Bien qu'elle ait admis qu'il lui ait semblé surprenant d'entendre Torres qualifier Sandro de “spermatozoïde le plus rapide”, l'activiste a clairement indiqué qu'elle ne croit pas à la prétendue position critique du communicateur officiel.
« Je ne me laisse pas séduire par les chants des sirènes », a-t-il écrit, remettant en question ce qu'il considère comme une double morale au sein des médias d'État. Selon Calzadilla, il est incohérent que le système autorise certains discours sur des réseaux personnels tout en censurant ceux qui pourraient avoir un impact réel sur la population à partir de la télévision nationale.
L'activiste est allé au-delà en soulignant le contraste entre le traitement réservé aux figures liées au pouvoir et celui des citoyens ordinaires. Elle a rappelé que tandis que Sandro Castro peut s'exprimer sans conséquences, plus d'un millier de prisonniers politiques sur l'île et leurs familles font face à des sanctions pour des actions de bien moindre portée.

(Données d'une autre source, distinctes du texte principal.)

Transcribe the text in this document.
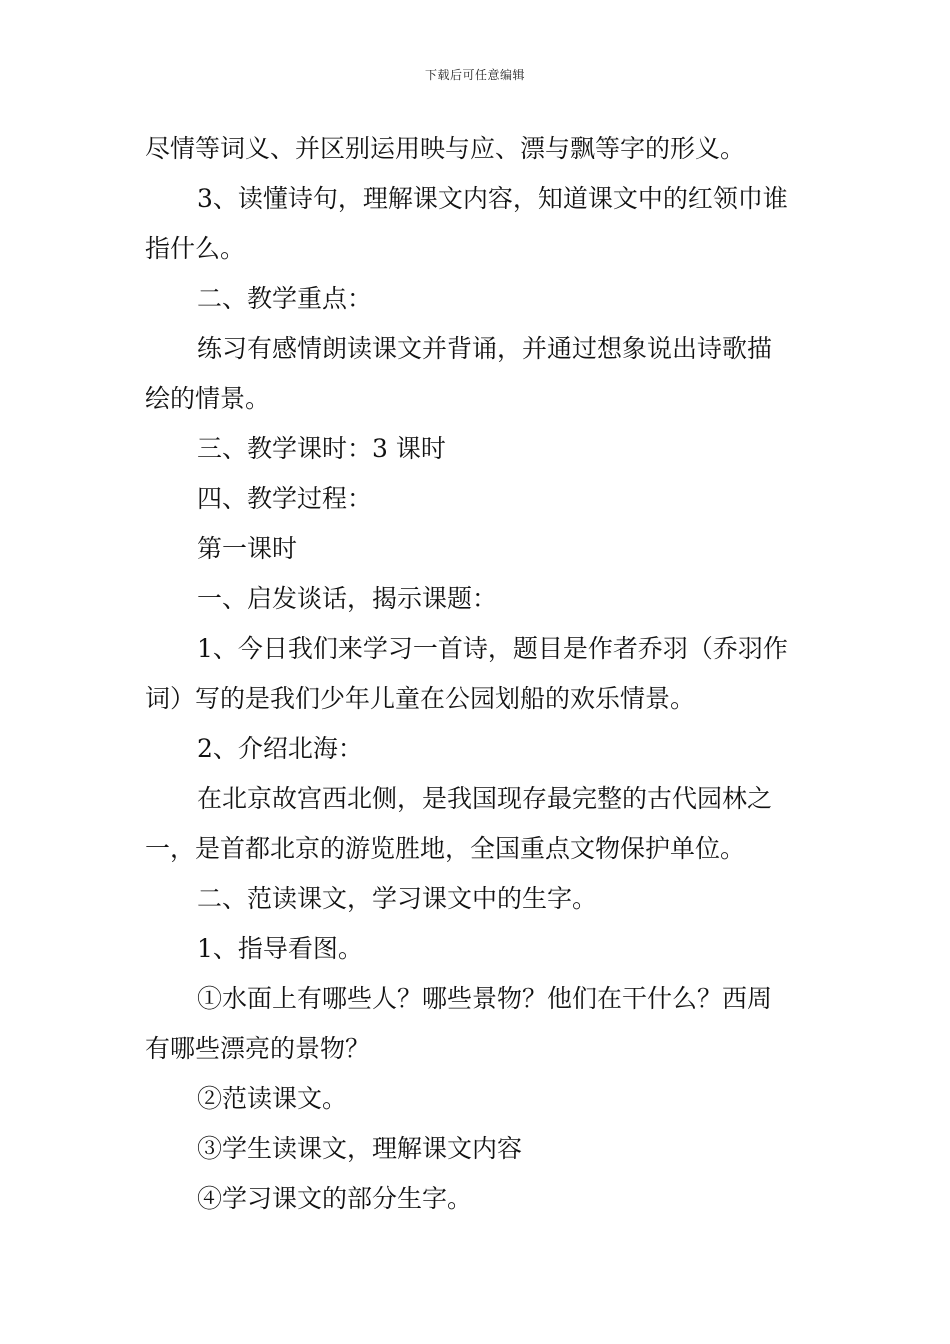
下载后可任意编辑
尽情等词义、并区别运用映与应、漂与飘等字的形义。
3、读懂诗句，理解课文内容，知道课文中的红领巾谁
指什么。
二、教学重点：
练习有感情朗读课文并背诵，并通过想象说出诗歌描
绘的情景。
三、教学课时：3 课时
四、教学过程：
第一课时
一、启发谈话，揭示课题：
1、今日我们来学习一首诗，题目是作者乔羽（乔羽作
词）写的是我们少年儿童在公园划船的欢乐情景。
2、介绍北海：
在北京故宫西北侧，是我国现存最完整的古代园林之
一，是首都北京的游览胜地，全国重点文物保护单位。
二、范读课文，学习课文中的生字。
1、指导看图。
①水面上有哪些人？哪些景物？他们在干什么？西周
有哪些漂亮的景物？
②范读课文。
③学生读课文，理解课文内容
④学习课文的部分生字。
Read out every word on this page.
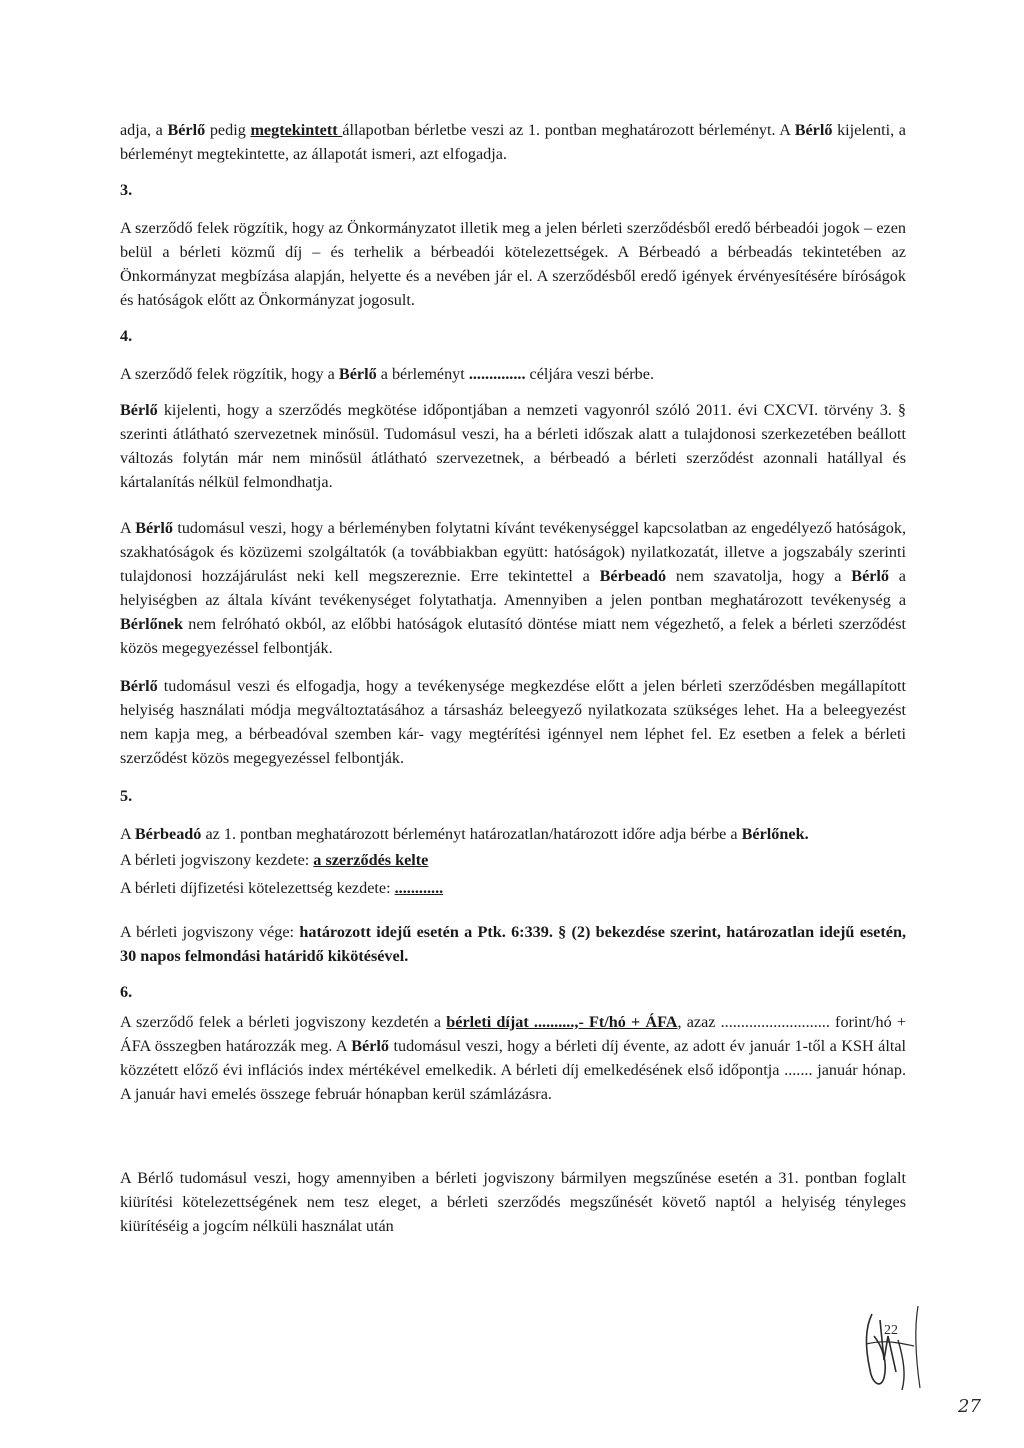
adja, a Bérlő pedig megtekintett állapotban bérletbe veszi az 1. pontban meghatározott bérleményt. A Bérlő kijelenti, a bérleményt megtekintette, az állapotát ismeri, azt elfogadja.

3.

A szerződő felek rögzítik, hogy az Önkormányzatot illetik meg a jelen bérleti szerződésből eredő bérbeadói jogok – ezen belül a bérleti közmű díj – és terhelik a bérbeadói kötelezettségek. A Bérbeadó a bérbeadás tekintetében az Önkormányzat megbízása alapján, helyette és a nevében jár el. A szerződésből eredő igények érvényesítésére bíróságok és hatóságok előtt az Önkormányzat jogosult.

4.

A szerződő felek rögzítik, hogy a Bérlő a bérleményt .............. céljára veszi bérbe.

Bérlő kijelenti, hogy a szerződés megkötése időpontjában a nemzeti vagyonról szóló 2011. évi CXCVI. törvény 3. § szerinti átlátható szervezetnek minősül. Tudomásul veszi, ha a bérleti időszak alatt a tulajdonosi szerkezetében beállott változás folytán már nem minősül átlátható szervezetnek, a bérbeadó a bérleti szerződést azonnali hatállyal és kártalanítás nélkül felmondhatja.

A Bérlő tudomásul veszi, hogy a bérleményben folytatni kívánt tevékenységgel kapcsolatban az engedélyező hatóságok, szakhatóságok és közüzemi szolgáltatók (a továbbiakban együtt: hatóságok) nyilatkozatát, illetve a jogszabály szerinti tulajdonosi hozzájárulást neki kell megszereznie. Erre tekintettel a Bérbeadó nem szavatolja, hogy a Bérlő a helyiségben az általa kívánt tevékenységet folytathatja. Amennyiben a jelen pontban meghatározott tevékenység a Bérlőnek nem felróható okból, az előbbi hatóságok elutasító döntése miatt nem végezhető, a felek a bérleti szerződést közös megegyezéssel felbontják.

Bérlő tudomásul veszi és elfogadja, hogy a tevékenysége megkezdése előtt a jelen bérleti szerződésben megállapított helyiség használati módja megváltoztatásához a társasház beleegyező nyilatkozata szükséges lehet. Ha a beleegyezést nem kapja meg, a bérbeadóval szemben kár- vagy megtérítési igénnyel nem léphet fel. Ez esetben a felek a bérleti szerződést közös megegyezéssel felbontják.

5.

A Bérbeadó az 1. pontban meghatározott bérleményt határozatlan/határozott időre adja bérbe a Bérlőnek.

A bérleti jogviszony kezdete: a szerződés kelte

A bérleti díjfizetési kötelezettség kezdete: ............

A bérleti jogviszony vége: határozott idejű esetén a Ptk. 6:339. § (2) bekezdése szerint, határozatlan idejű esetén, 30 napos felmondási határidő kikötésével.

6.

A szerződő felek a bérleti jogviszony kezdetén a bérleti díjat ..........,- Ft/hó + ÁFA, azaz ........................... forint/hó + ÁFA összegben határozzák meg. A Bérlő tudomásul veszi, hogy a bérleti díj évente, az adott év január 1-től a KSH által közzétett előző évi inflációs index mértékével emelkedik. A bérleti díj emelkedésének első időpontja ....... január hónap. A január havi emelés összege február hónapban kerül számlázásra.

A Bérlő tudomásul veszi, hogy amennyiben a bérleti jogviszony bármilyen megszűnése esetén a 31. pontban foglalt kiürítési kötelezettségének nem tesz eleget, a bérleti szerződés megszűnését követő naptól a helyiség tényleges kiürítéséig a jogcím nélküli használat után

22
27
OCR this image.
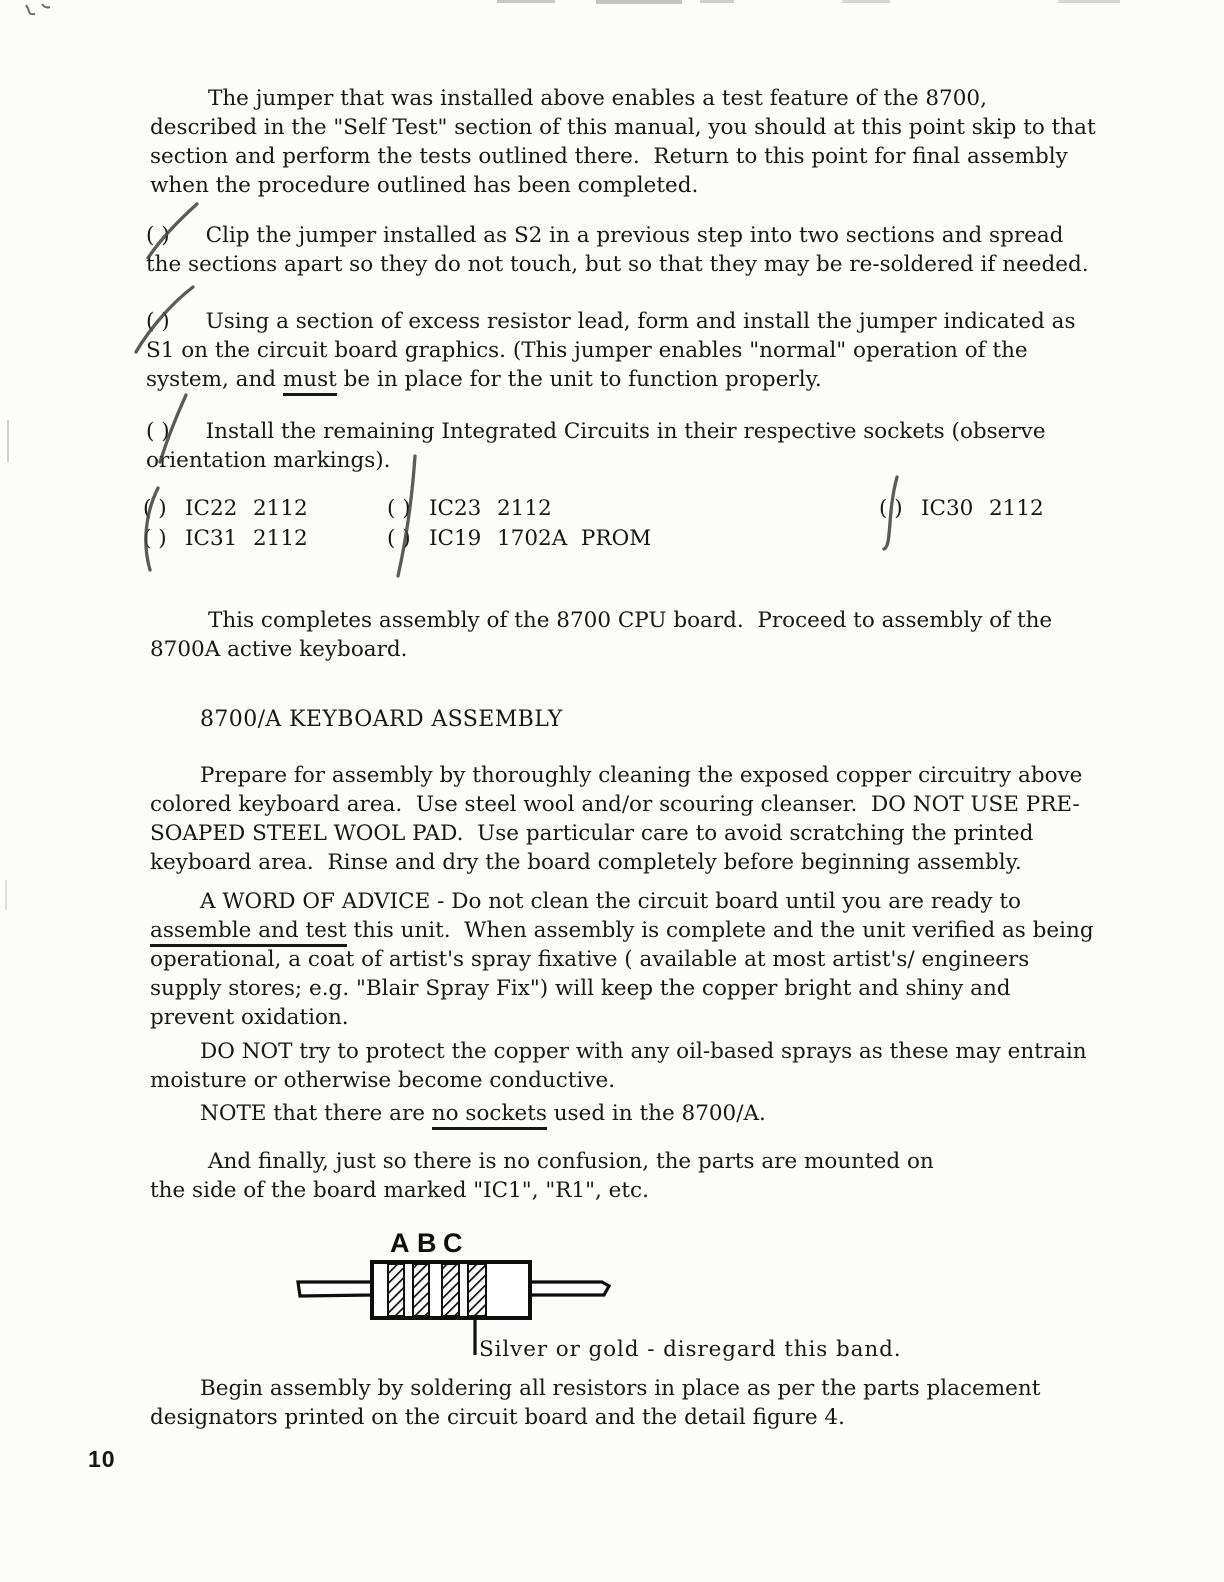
The jumper that was installed above enables a test feature of the 8700, described in the "Self Test" section of this manual, you should at this point skip to that section and perform the tests outlined there.  Return to this point for final assembly when the procedure outlined has been completed.

( ) Clip the jumper installed as S2 in a previous step into two sections and spread the sections apart so they do not touch, but so that they may be re-soldered if needed.

( ) Using a section of excess resistor lead, form and install the jumper indicated as S1 on the circuit board graphics. (This jumper enables "normal" operation of the system, and must be in place for the unit to function properly.

( ) Install the remaining Integrated Circuits in their respective sockets (observe orientation markings).

( ) IC22 2112
( ) IC31 2112
( ) IC23 2112
( ) IC19 1702A  PROM
( ) IC30 2112

This completes assembly of the 8700 CPU board.  Proceed to assembly of the 8700A active keyboard.

8700/A KEYBOARD ASSEMBLY

Prepare for assembly by thoroughly cleaning the exposed copper circuitry above colored keyboard area.  Use steel wool and/or scouring cleanser.  DO NOT USE PRE-SOAPED STEEL WOOL PAD.  Use particular care to avoid scratching the printed keyboard area.  Rinse and dry the board completely before beginning assembly.

A WORD OF ADVICE - Do not clean the circuit board until you are ready to assemble and test this unit.  When assembly is complete and the unit verified as being operational, a coat of artist's spray fixative ( available at most artist's/ engineers supply stores; e.g. "Blair Spray Fix") will keep the copper bright and shiny and prevent oxidation.

DO NOT try to protect the copper with any oil-based sprays as these may entrain moisture or otherwise become conductive.

NOTE that there are no sockets used in the 8700/A.

And finally, just so there is no confusion, the parts are mounted on the side of the board marked "IC1", "R1", etc.

A B C

Silver or gold - disregard this band.

Begin assembly by soldering all resistors in place as per the parts placement designators printed on the circuit board and the detail figure 4.

10
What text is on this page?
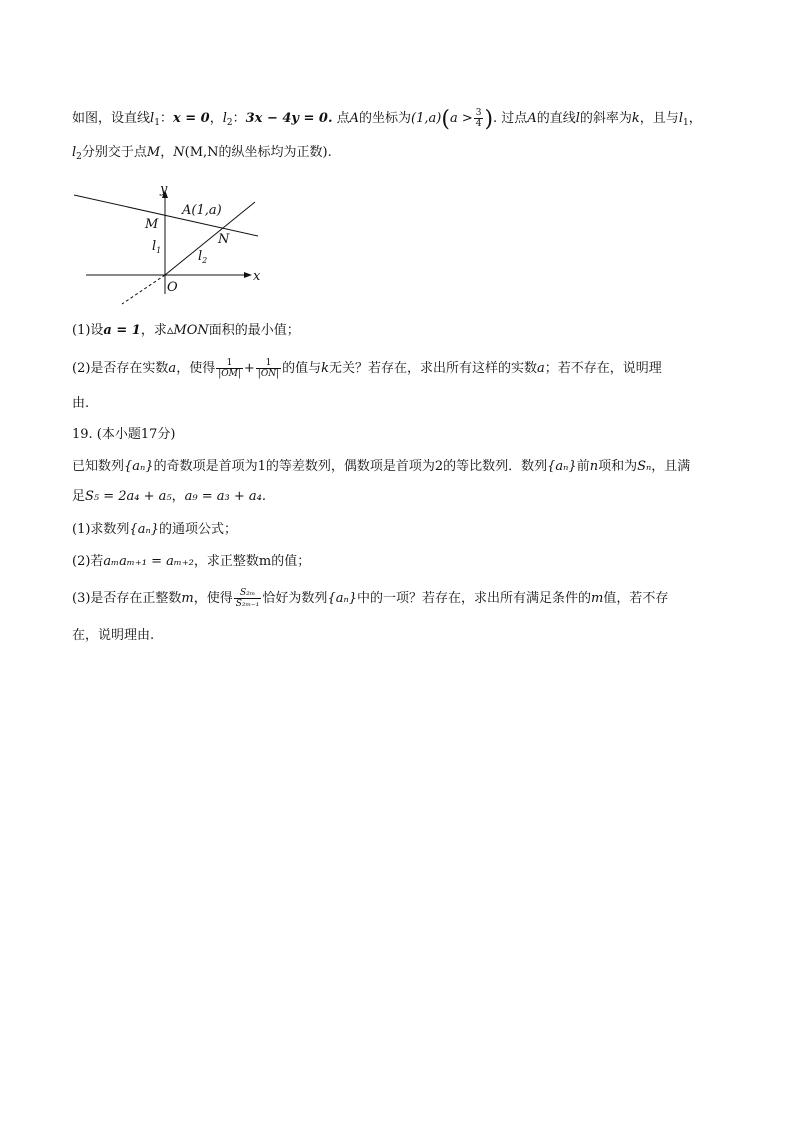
如图，设直线$l_1$：x = 0，$l_2$：3x − 4y = 0. 点A的坐标为$(1,a)(a > \frac{3}{4}$ ). 过点A的直线l的斜率为k，且与$l_1$，
$l_2$分别交于点M，N(M,N的纵坐标均为正数).
y
x
A(1,a)
M
N
O
$l_1$	$l_2$
(1)设a = 1，求▵MON面积的最小值；
(2)是否存在实数a，使得 $\frac{1}{|OM|} + \frac{1}{|ON|}$ 的值与k无关？若存在，求出所有这样的实数a；若不存在，说明理
由.
19. (本小题17分)
已知数列{aₙ}的奇数项是首项为1的等差数列，偶数项是首项为2的等比数列．数列{aₙ}前n项和为Sₙ，且满
足S₅ = 2a₄ + a₅，a₉ = a₃ + a₄.
(1)求数列{aₙ}的通项公式；
(2)若aₘaₘ₊₁ = aₘ₊₂，求正整数m的值；
(3)是否存在正整数m，使得 $\frac{\text{S₂ₘ}}{\text{S₂ₘ₋₁}}$ 恰好为数列{aₙ}中的一项？若存在，求出所有满足条件的m值，若不存
在，说明理由.
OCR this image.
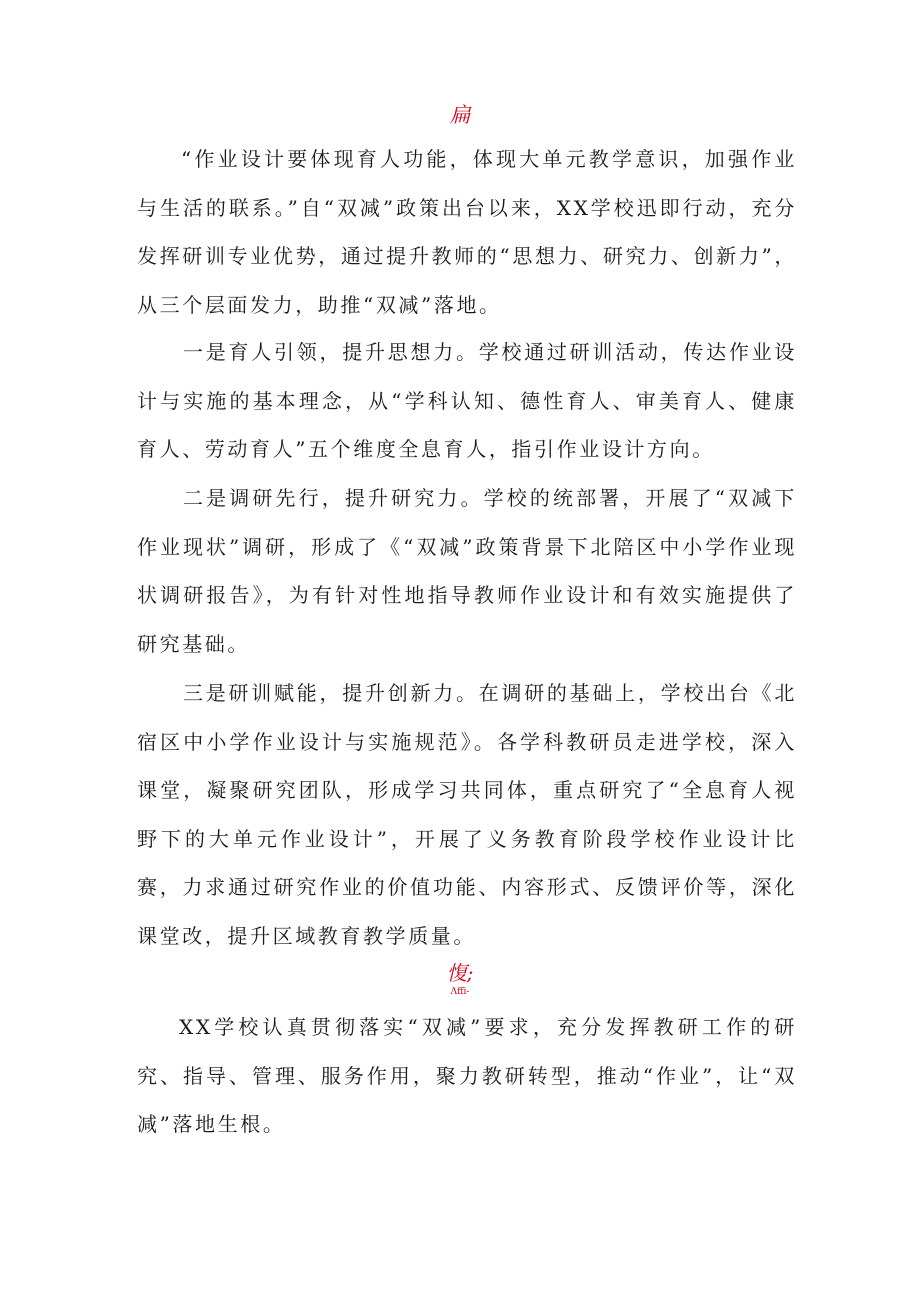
扁

“作业设计要体现育人功能，体现大单元教学意识，加强作业与生活的联系。”自“双减”政策出台以来，XX学校迅即行动，充分发挥研训专业优势，通过提升教师的“思想力、研究力、创新力”，从三个层面发力，助推“双减”落地。

一是育人引领，提升思想力。学校通过研训活动，传达作业设计与实施的基本理念，从“学科认知、德性育人、审美育人、健康育人、劳动育人”五个维度全息育人，指引作业设计方向。

二是调研先行，提升研究力。学校的统部署，开展了“双减下作业现状”调研，形成了《“双减”政策背景下北陪区中小学作业现状调研报告》，为有针对性地指导教师作业设计和有效实施提供了研究基础。

三是研训赋能，提升创新力。在调研的基础上，学校出台《北宿区中小学作业设计与实施规范》。各学科教研员走进学校，深入课堂，凝聚研究团队，形成学习共同体，重点研究了“全息育人视野下的大单元作业设计”，开展了义务教育阶段学校作业设计比赛，力求通过研究作业的价值功能、内容形式、反馈评价等，深化课堂改，提升区域教育教学质量。

愎;
Λffi-

XX学校认真贯彻落实“双减”要求，充分发挥教研工作的研究、指导、管理、服务作用，聚力教研转型，推动“作业”，让“双减”落地生根。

« Épargne-toi le théâtre », a-t-il déclaré, accusant Torres de défendre un système qui, selon lui, applique les lois de manière sélective.
Le message s'en est également pris à l'interview de Sandro Castro sur CNN, la qualifiant d'offensante pour les Cubains. Calzadilla a critiqué qu'un média international laisse de la place à quelqu'un dont le principal « mérite » est d'appartenir à la famille au pouvoir, tandis que le pays traverse une profonde crise.
Dans sa publication, il a également dénoncé les inégalités à Cuba, contrastant les luxes exhibés par le petit-fils de Fidel Castro avec la réalité de nombreux citoyens, y compris des enfants vivant sans électricité ou dans des conditions précaires.
La réaction de Calzadilla survient après un épisode qui a de nouveau mis en évidence les tensions au sein de l'appareil médiatique officiel. Michel Torres a publié sur Facebook un extrait censuré de Con Filo dans lequel il critiquait Sandro Castro, après que l'émission ait évité d'aborder le sujet lors de sa diffusion télévisée, ce qui a suscité des interrogations parmi les téléspectateurs eux-mêmes.
Le cas a ravivé le débat sur les limites de la critique au sein du système cubain, notamment lorsque cela implique des figures proches du pouvoir, et a une fois de plus mis en lumière les fissures entre le discours officiel et la perception des citoyens.